また、強力なセキュリティもNitroの特徴だと、Curlのディベロッパー・リレーションズ担当バイスプレジデント、リチャード・モンソンヘーフェル(Richard Monson-Haefel)氏は強調する。「Nitroは強力なセキュリティ・モデルをサポートしている。Nitroはサンドボックスのみで稼働し、ローカル・ストレージへのアクセスも制限される」(Monson-Haefel氏)
Curlの製品戦略担当バイスプレジデント、リチャード・トレッドウェイ(Richard Treadway)氏は、Curlのデフォルト・セキュリティ・モデルの下では、RIAを安全なサンドボックス・エリアに限って稼働させることができると説明する。このRIAを利用するには有効な認証機関の承認が必要であり、特権付与プロセスにエンドユーザーは関与しない。
「Nitroの場合、デスクトップで使用するRIAに完全な特権を認めるかどうかをエンドユーザー側で判断する必要はない。有効な認証機関の署名と一定の妥当性を備えたアプリケーションしか使うことができないからだ。(そのRIAが)悪意あるものでないと保証することはできないが、コードの出所がどこなのかを把握することはできる」(Treadway氏)

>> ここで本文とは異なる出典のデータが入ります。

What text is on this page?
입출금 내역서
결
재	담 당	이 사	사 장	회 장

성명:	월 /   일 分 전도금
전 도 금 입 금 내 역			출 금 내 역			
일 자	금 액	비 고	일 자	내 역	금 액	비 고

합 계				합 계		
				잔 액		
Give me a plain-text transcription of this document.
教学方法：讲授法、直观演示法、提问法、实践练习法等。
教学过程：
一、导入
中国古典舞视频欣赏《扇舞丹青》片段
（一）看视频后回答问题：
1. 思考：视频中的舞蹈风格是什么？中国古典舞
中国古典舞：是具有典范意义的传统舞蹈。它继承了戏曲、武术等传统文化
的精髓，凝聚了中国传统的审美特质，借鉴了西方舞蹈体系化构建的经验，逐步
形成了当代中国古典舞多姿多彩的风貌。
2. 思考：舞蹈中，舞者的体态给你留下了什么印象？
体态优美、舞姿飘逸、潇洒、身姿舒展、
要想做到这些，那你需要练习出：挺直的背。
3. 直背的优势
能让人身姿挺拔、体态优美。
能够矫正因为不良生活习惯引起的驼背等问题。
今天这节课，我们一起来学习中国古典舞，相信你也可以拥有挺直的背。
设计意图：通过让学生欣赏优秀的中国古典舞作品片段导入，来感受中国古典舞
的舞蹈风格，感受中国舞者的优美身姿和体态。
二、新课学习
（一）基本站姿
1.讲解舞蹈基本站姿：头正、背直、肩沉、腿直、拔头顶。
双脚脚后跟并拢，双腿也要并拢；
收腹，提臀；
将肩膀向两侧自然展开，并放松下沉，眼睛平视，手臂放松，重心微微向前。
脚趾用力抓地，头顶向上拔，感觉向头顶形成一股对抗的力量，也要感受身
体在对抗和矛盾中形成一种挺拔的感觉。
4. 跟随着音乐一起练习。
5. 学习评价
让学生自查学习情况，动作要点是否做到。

さらにNitroでは、Curl言語で記述されたネーティブ・アプリケーションが動作する。この言語は、マサチューセッツ工科大学(MIT)で10年前に誕生したリッチ・クライアント専用のプログラミング言語だ。ネーティブなCurlアプリケーションの場合、「AIRよりもパフォーマンスが高い」(Monson-Haefel氏)というメリットが得られる。
Curlによると、Curl言語対応リッチ・クライアント開発ツールを採用している企業は全世界で300社に上っており、その大半はソニーや松下電器産業など日本の大手企業だという。